Putting in a few more flowers and leaves around Gwen. I have to work carefully around her outline and Kent’s head. Then I’ll go fast n’ loose with bigger and bigger scribbly strokes as I go outward. Do you wonder why I work so tight and detailed on the portrait, and then get loose and scribbly as I work outward? There are several reasons for this portrait.
One is because the reference photo didn’t show as much of the scene as I included in the artwork — I don’t have those details to refer to. (Of course I could make them up, I’m capable of that.)
Another is because it adds more to the cost of a portrait when I fill every square inch with painstaking detail.
Another reason is that keeping the edges of the scene loose and foggy keeps attention centered on the figures.
And finally, here is a reason that applies to all of my work, not just this portrait: People often say my finished work “looks just like a photo”. People mean that as a compliment.

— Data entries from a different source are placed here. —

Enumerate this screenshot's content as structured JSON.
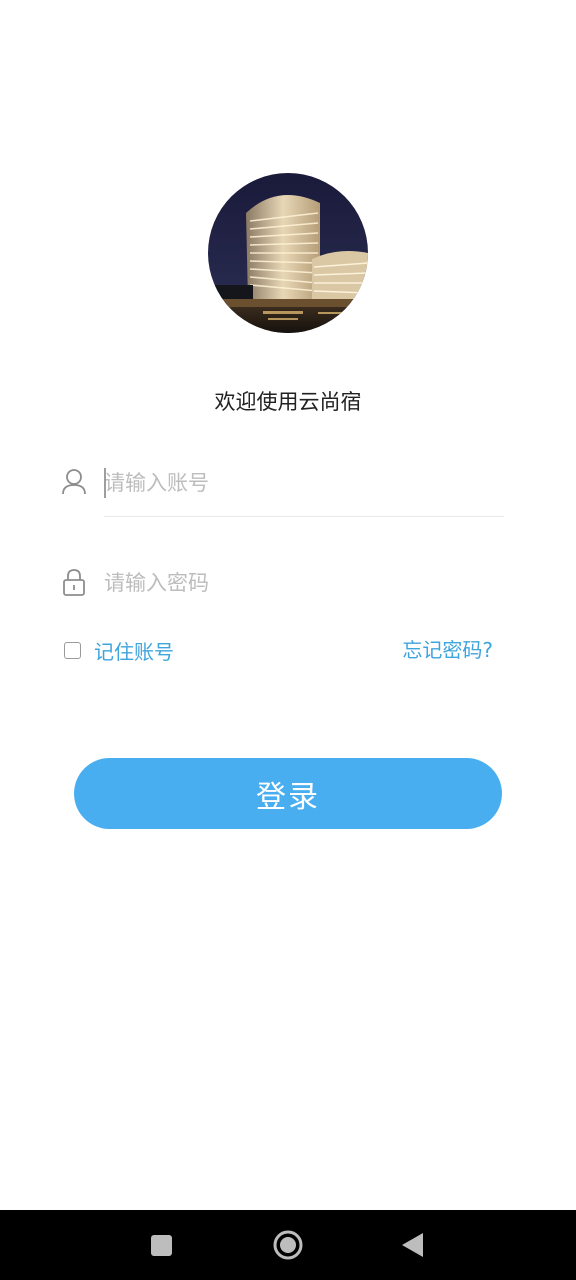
{
  "app": {
    "welcome_text": "欢迎使用云尚宿"
  },
  "login_form": {
    "account_placeholder": "请输入账号",
    "password_placeholder": "请输入密码",
    "remember_label": "记住账号",
    "remember_checked": false,
    "forgot_label": "忘记密码?",
    "login_label": "登录"
  },
  "colors": {
    "accent": "#3ea4dc",
    "button": "#49aeef",
    "text": "#222222",
    "placeholder": "#bdbdbd"
  },
  "icons": {
    "account": "user-icon",
    "password": "lock-icon",
    "nav_recents": "square-icon",
    "nav_home": "circle-icon",
    "nav_back": "triangle-back-icon"
  }
}
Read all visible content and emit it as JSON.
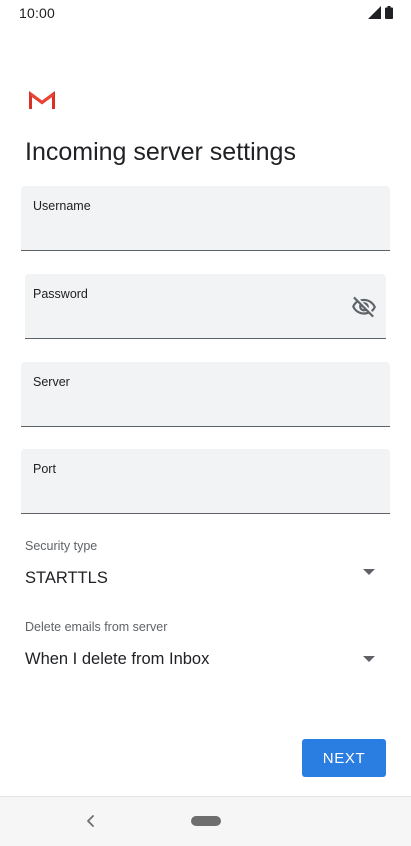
{
  "status_bar": {
    "time": "10:00",
    "icons": [
      "signal-icon",
      "battery-icon"
    ]
  },
  "app": {
    "logo": "gmail-logo"
  },
  "page": {
    "title": "Incoming server settings"
  },
  "fields": {
    "username": {
      "label": "Username",
      "value": ""
    },
    "password": {
      "label": "Password",
      "value": "",
      "toggle_icon": "visibility-off-icon"
    },
    "server": {
      "label": "Server",
      "value": ""
    },
    "port": {
      "label": "Port",
      "value": ""
    }
  },
  "security_type": {
    "label": "Security type",
    "value": "STARTTLS",
    "icon": "dropdown-arrow-icon"
  },
  "delete_emails": {
    "label": "Delete emails from server",
    "value": "When I delete from Inbox",
    "icon": "dropdown-arrow-icon"
  },
  "actions": {
    "next_label": "NEXT"
  },
  "colors": {
    "accent": "#2a7de1",
    "field_bg": "#f1f3f4",
    "text": "#202124",
    "secondary_text": "#5f6368"
  },
  "nav_bar": {
    "icons": [
      "back-icon",
      "home-pill-icon"
    ]
  }
}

But an artist doesn’t want their work to look JUST like a photo. Anybody with a camera can take a photo. Artists want their original creation to look like MORE than what a camera can do. They want it to look like it came from the hand of the artist. So a final reason to make the edges of the work loose and scribbly, with strokes that can only be made by my hand, no one else’s, is that it won’t look like a photo….it will look like an original work of art.
That is what makes this portrait “a Roeckl”.